As you can see in the video, while being pulled the first module of the WindTrain is nice and sturdy, but the 3rd module wobbles a bit, and the 4th module wobbles a lot. After a bit of research, we found that this phenomenon is called mechanical resonance. We selected this videos to explain this phenomenon, several of them demonstrating with the Barton pendulum:
- Video 3: If you want to understand the science of resonance and harmonics
- Video 4: Explains energy transfer between linked pendulums
- Video 5:.How frequency influences different structure depending on their elasticity
- Video 6: Barton Pendulum
In further prototypes we need to build structure so they are less resonant, provided by better mass distribution, damping, less elasticity in the structure.
Step 11: Documentation
With all the students, we assembled around a big table and we documented each of the steps. We wrote together this instructable you are now reading :)
Step 12: Conclusions
Friday March 4, 2016: It’s the last day of MakerBay. Most people feel sad but others feel normal. We had a blast planning and building our WindTrains. It was a very complicated and detailed project. It took us a whole week to put it together and the results were really awesome.

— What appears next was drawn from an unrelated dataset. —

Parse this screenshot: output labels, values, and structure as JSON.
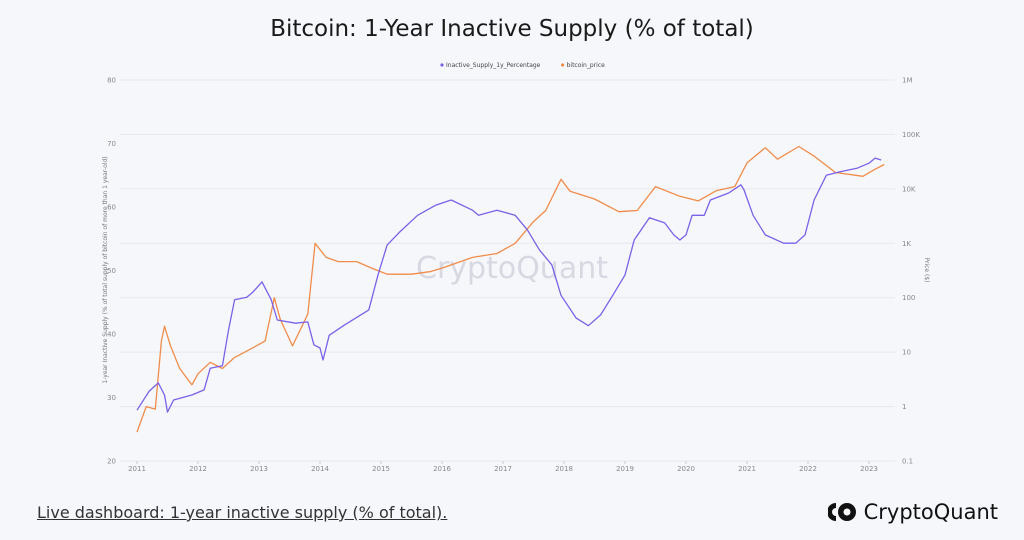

We asked people what they learnt in MakerBay. The whole class learnt at least one thing in Maker Bay including drafting plans, using power tools, assembling different parts, and testing models. We all had fun but some say they kind of had fun. Ms.Wong says ‘‘I hope the class had lots of fun. The improvements the class could make would be listening better’’. Mr. Weizer says we could improve on teamwork being respectful and following directions. The whole class says “we could improve on building more stuff”. G4B would like to say a big thank you to Cesar, Edward and Harry for teaching us this week. We learned some really cool stuff. Thank you, MakerBay!